LONDON: Shares in groceries-selling retailers, including Wal-Mart, tumbled on Friday after Amazon's announced it will acquire Whole Foods Market.
Amazon's deal to buy the upscale US grocery chain for $13.7 billion throttled the broader retail sector on concerns the online retail giant will create an even tougher environment for food sellers.
Wal-Mart slumped 5.5 percent, Target plunged 8.4 percent, Costco Wholesale fell 6.2 percent and Kroger 12.6 percent.
Shares in Amazon itself were up nearly 3.0 percent approaching midday in New York.
Analysts viewed the deal with Whole Foods as a seismic event for the sector.
"The retail sector is used to change, but every so often an event occurs that shakes the industry to its core," said Neil Saunders, managing director of research firm GlobalData Retail. "Amazon's acquisition of Whole Foods is one of those."
- 'Potentially terrifying' -
He said the deal swiftly allows Amazon to quickly build up its business in groceries through buying a well-regarded brand. But "for other grocers, the deal is potentially terrifying."
Investors are now sizing up "the possibility of Amazon doing to them what it has done to booksellers", said Chris Beauchamp, chief market analyst at trading firm IG.
"Amazon does not so much park its tanks on a sector's lawn as crash them through the store frontage," he said.

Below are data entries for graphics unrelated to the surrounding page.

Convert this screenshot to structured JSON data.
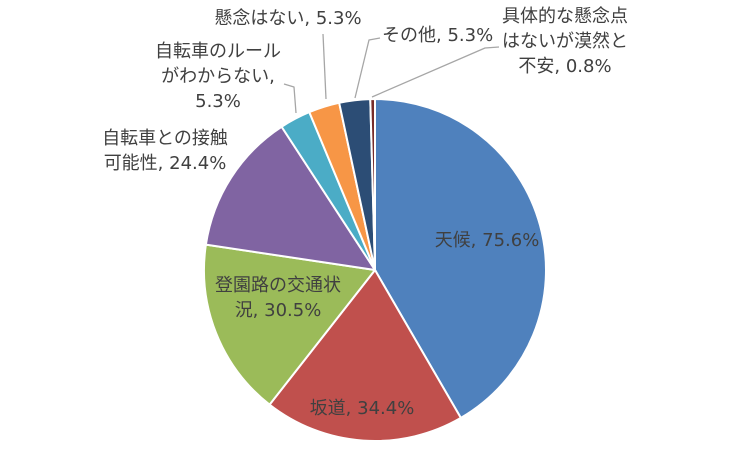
{
  "chart_data": {
    "type": "pie",
    "title": "",
    "legend": "none",
    "background": "#FFFFFF",
    "categories": [
      "天候",
      "坂道",
      "登園路の交通状況",
      "自転車との接触可能性",
      "自転車のルールがわからない",
      "懸念はない",
      "その他",
      "具体的な懸念点はないが漠然と不安"
    ],
    "values": [
      75.6,
      34.4,
      30.5,
      24.4,
      5.3,
      5.3,
      5.3,
      0.8
    ],
    "unit": "%",
    "start_angle_deg": 0,
    "direction": "clockwise",
    "colors": [
      "#4F81BD",
      "#C0504D",
      "#9BBB59",
      "#8064A2",
      "#4BACC6",
      "#F79646",
      "#2C4D75",
      "#772C2A"
    ],
    "labels": [
      "天候, 75.6%",
      "坂道, 34.4%",
      "登園路の交通状\n況, 30.5%",
      "自転車との接触\n可能性, 24.4%",
      "自転車のルール\nがわからない,\n5.3%",
      "懸念はない, 5.3%",
      "その他, 5.3%",
      "具体的な懸念点\nはないが漠然と\n不安, 0.8%"
    ]
  },
  "canvas": {
    "label_color": "#404040",
    "leader_line_color": "#A6A6A6",
    "slice_border_color": "#FFFFFF"
  }
}
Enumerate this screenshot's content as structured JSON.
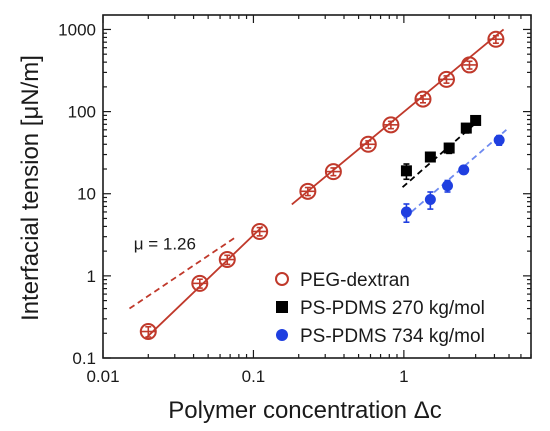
{
  "chart_data": {
    "type": "scatter",
    "title": "",
    "xlabel": "Polymer concentration Δc",
    "ylabel": "Interfacial tension  [μN/m]",
    "xscale": "log",
    "yscale": "log",
    "xlim": [
      0.01,
      7
    ],
    "ylim": [
      0.1,
      1500
    ],
    "x_ticks": [
      0.01,
      0.1,
      1
    ],
    "x_tick_labels": [
      "0.01",
      "0.1",
      "1"
    ],
    "y_ticks": [
      0.1,
      1,
      10,
      100,
      1000
    ],
    "y_tick_labels": [
      "0.1",
      "1",
      "10",
      "100",
      "1000"
    ],
    "grid": false,
    "legend_position": "lower-right",
    "annotation": {
      "text": "μ = 1.26",
      "x": 0.016,
      "y": 2.1
    },
    "series": [
      {
        "name": "PEG-dextran",
        "marker": "open-circle",
        "color": "#c0392b",
        "x": [
          0.02,
          0.044,
          0.067,
          0.11,
          0.23,
          0.34,
          0.58,
          0.82,
          1.34,
          1.92,
          2.73,
          4.09
        ],
        "y": [
          0.21,
          0.81,
          1.58,
          3.47,
          10.7,
          18.6,
          40.0,
          69.0,
          142,
          247,
          370,
          760
        ],
        "err": [
          0.03,
          0.1,
          0.2,
          0.4,
          1.2,
          2,
          4,
          7,
          14,
          25,
          40,
          80
        ]
      },
      {
        "name": "PS-PDMS 270 kg/mol",
        "marker": "filled-square",
        "color": "#000000",
        "x": [
          1.04,
          1.5,
          2.0,
          2.6,
          3.0
        ],
        "y": [
          19,
          28,
          36,
          63,
          78
        ],
        "err": [
          4,
          3,
          5,
          8,
          8
        ]
      },
      {
        "name": "PS-PDMS 734 kg/mol",
        "marker": "filled-circle",
        "color": "#1f3fe0",
        "x": [
          1.04,
          1.5,
          1.95,
          2.5,
          4.3
        ],
        "y": [
          6.0,
          8.5,
          12.5,
          19.5,
          45
        ],
        "err": [
          1.5,
          2,
          2,
          2,
          6
        ]
      }
    ],
    "fit_lines": [
      {
        "series": "PEG-dextran",
        "style": "solid",
        "color": "#c0392b",
        "x": [
          0.019,
          0.115
        ],
        "y": [
          0.17,
          4.0
        ]
      },
      {
        "series": "PEG-dextran",
        "style": "solid",
        "color": "#c0392b",
        "x": [
          0.18,
          4.6
        ],
        "y": [
          7.4,
          1000
        ]
      },
      {
        "series": "PEG-dextran",
        "style": "dashed",
        "color": "#c0392b",
        "x": [
          0.015,
          0.075
        ],
        "y": [
          0.4,
          2.9
        ]
      },
      {
        "series": "PS-PDMS 270 kg/mol",
        "style": "dashed",
        "color": "#000000",
        "x": [
          0.98,
          3.2
        ],
        "y": [
          12,
          80
        ]
      },
      {
        "series": "PS-PDMS 734 kg/mol",
        "style": "dashed",
        "color": "#6d89f0",
        "x": [
          1.0,
          4.8
        ],
        "y": [
          5.0,
          60
        ]
      }
    ]
  }
}
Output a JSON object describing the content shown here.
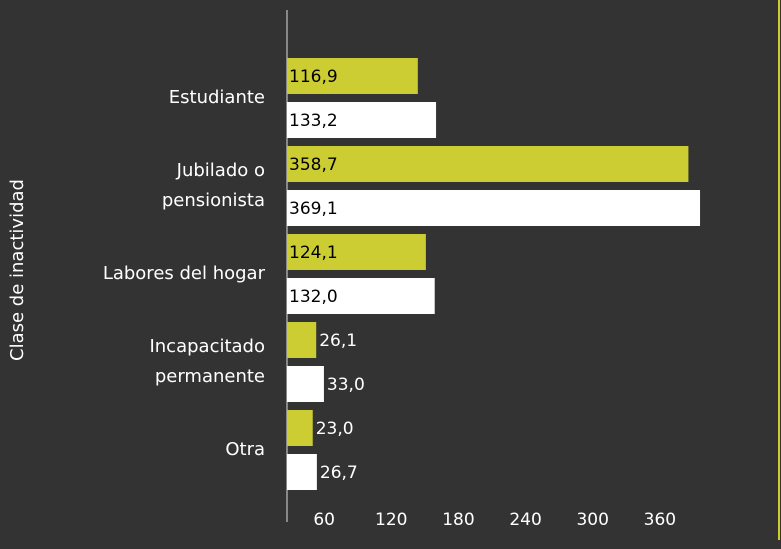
{
  "chart_data": {
    "type": "bar",
    "orientation": "horizontal",
    "y_axis_label": "Clase de inactividad",
    "categories": [
      "Estudiante",
      "Jubilado o pensionista",
      "Labores del hogar",
      "Incapacitado permanente",
      "Otra"
    ],
    "series": [
      {
        "color": "#cccc33",
        "values": [
          116.9,
          358.7,
          124.1,
          26.1,
          23.0
        ],
        "value_labels": [
          "116,9",
          "358,7",
          "124,1",
          "26,1",
          "23,0"
        ]
      },
      {
        "color": "#ffffff",
        "values": [
          133.2,
          369.1,
          132.0,
          33.0,
          26.7
        ],
        "value_labels": [
          "133,2",
          "369,1",
          "132,0",
          "33,0",
          "26,7"
        ]
      }
    ],
    "xlim": [
      0,
      420
    ],
    "xticks": [
      60,
      120,
      180,
      240,
      300,
      360
    ],
    "grid": false
  }
}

In London, shares in Tesco finished the day down 4.9 percent.
Shares in Britain's largest retailer had earlier enjoyed solid gains as the firm had reported a 3.6 percent increase in sales worldwide. Even in Britain, where the market is facing headwinds from Brexit, sales grew by 1.6 percent.
"Tesco shares managed a spectacular 180 degree change in fortunes on Friday," said market analyst Jasper Lawler at London Capital Group.
"Investors flipped from satisfaction at the highest profits in seven years to fears that Amazon could knock Tesco off its perch as Britain's number one supermarket."
Amazon has a partnership with another British supermarket chain, Morrisons.
The plight of the retailers helped drag down the wider markets in the United States, with the three main Wall Street equities indices down nearing midday.
- Europe rebounds -
However, European stock markets rebounded overall from a sell-off the previous day, while the pound extended gains on growing expectations of hikes in British interest rates.
But they shifted back into buying mode in Europe on Friday, with Frankfurt, London and Paris pushing higher ahead of the weekend.
European investor sentiment was also buoyed after eurozone ministers struck a long-delayed deal with Greece on Thursday to unlock badly-needed rescue cash.
Meanwhile, Tokyo was also boosted by a slumping yen, which makes its exports cheaper for foreign customers.
With the yen weakening after the Bank of Japan refused to alter its accommodative monetary policy, stocks rallied and Tokyo's Nikkei index closed up 0.6 percent.